We work with vetted logistics partners who understand the need to move pharma-excipient grade ingredients through varying climates without exposing product to condensation or airborne contamination. Each outgoing shipment triggers a checklist-driven review—not as a regulatory requirement, but learned from real-world incidents when simple measures of vigilance prevented costly rejections or recalls.
The lactose market sometimes faces supply chain disruptions, adulteration incidents abroad, or sudden price swings driven by the dairy sector. Years ago, a sudden rise in demand outpaced our raw supply. Rather than cut costs, we chose to reinforce our relationships with primary producers, securing forward contracts and bringing portions of QA testing in-house. This paid off during periods when competitors scrambled to meet supply while maintaining standards.
Another persistent challenge: keeping ahead of global standards. Different regulatory environments—FDA, Pharmacopeias in Europe and Asia, and regional food agencies—each post their own thresholds for contaminants and purity. We maintain product tailored to these requirements and offer documentation packages in multiple languages to support our clients navigating regulatory approval.
Every year, we invite feedback from clients—not out of procedure, but because ground-level input targets real pain points. Decisions about scaling up, reprocessing, or tweaking a mesh size often start with one customer’s observation about a sticky blend or an easier-to-cloud suspension. These collaborations sharpen our understanding of how ingredients perform outside our plant, closing the loop between raw ingredient and end-user experience.
Continual improvement, both incremental and large-scale, stems from this dialogue. My approach is simple: if a customer runs into a recurring issue, the fix migrates across our process. Sometimes that means adding a metal detector before packaging, other times, it means re-thinking a drying cycle. Over time, these thousands of micro-adjustments aggregate, cementing our position as both a producer and technical partner.
For those who look beyond surface-level comparisons, the value of a high-purity, reliable batch of lactose monohydrate becomes clear. Manufacturers downstream—whether turning out lifesaving medication or a shelf-stable nutritional blend—depend on ingredients that perform every time.
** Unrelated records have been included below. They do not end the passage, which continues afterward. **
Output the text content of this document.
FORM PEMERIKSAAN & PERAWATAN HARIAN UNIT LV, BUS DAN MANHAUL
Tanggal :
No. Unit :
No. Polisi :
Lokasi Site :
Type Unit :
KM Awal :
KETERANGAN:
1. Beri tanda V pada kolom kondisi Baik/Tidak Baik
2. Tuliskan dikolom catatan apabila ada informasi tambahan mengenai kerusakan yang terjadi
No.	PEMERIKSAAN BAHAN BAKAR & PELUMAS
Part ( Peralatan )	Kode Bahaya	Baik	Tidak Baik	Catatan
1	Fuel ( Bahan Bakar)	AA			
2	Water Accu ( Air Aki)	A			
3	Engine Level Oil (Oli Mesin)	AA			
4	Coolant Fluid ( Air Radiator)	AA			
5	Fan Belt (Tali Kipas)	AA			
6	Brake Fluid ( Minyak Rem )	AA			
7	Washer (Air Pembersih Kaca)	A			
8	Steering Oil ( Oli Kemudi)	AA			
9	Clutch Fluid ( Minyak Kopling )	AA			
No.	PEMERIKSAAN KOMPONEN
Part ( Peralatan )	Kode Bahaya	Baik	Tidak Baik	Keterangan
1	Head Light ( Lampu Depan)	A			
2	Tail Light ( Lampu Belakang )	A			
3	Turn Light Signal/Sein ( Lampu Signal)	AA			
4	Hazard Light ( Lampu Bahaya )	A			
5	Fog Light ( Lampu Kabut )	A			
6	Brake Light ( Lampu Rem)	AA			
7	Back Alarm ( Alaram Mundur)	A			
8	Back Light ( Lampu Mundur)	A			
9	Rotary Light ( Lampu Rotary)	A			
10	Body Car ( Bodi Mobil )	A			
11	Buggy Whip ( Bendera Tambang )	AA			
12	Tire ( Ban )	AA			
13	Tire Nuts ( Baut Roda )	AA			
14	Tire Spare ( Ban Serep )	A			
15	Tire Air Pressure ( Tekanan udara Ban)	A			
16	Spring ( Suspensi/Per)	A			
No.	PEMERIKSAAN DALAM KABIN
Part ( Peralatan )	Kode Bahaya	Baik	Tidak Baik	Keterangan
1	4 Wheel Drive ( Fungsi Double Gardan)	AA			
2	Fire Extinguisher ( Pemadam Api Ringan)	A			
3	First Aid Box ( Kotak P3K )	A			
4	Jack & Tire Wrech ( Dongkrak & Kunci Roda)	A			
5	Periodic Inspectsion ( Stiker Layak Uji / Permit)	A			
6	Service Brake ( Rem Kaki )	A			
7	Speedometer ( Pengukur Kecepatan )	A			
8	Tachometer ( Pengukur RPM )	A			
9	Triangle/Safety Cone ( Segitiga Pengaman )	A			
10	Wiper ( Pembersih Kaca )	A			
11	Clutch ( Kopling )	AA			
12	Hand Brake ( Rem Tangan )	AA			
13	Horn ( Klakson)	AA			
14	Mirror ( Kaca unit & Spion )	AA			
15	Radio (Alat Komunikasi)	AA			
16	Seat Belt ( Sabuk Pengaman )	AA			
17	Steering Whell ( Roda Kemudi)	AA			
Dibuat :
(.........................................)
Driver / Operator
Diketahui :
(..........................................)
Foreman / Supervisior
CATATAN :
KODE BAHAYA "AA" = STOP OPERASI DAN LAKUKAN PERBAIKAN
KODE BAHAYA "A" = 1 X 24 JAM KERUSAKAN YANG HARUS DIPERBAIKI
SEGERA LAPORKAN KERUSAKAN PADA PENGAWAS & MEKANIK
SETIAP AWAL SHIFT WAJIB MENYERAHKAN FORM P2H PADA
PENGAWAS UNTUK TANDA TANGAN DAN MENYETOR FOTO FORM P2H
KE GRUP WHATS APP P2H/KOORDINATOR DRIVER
Our experience, built over years of technical refining and customer collaboration, proves that there is no place for compromise in this chain.
The choice to maintain high standards stems not from outside mandates, but from a basic respect for the trust our partners place in us. Each lot produced represents hours of work and years of lessons. Lactose monohydrate continues to earn its place at the center of our operation, making a difference in lines running smoothly, tablets pressing accurately, and end users receiving product that works as intended—every time.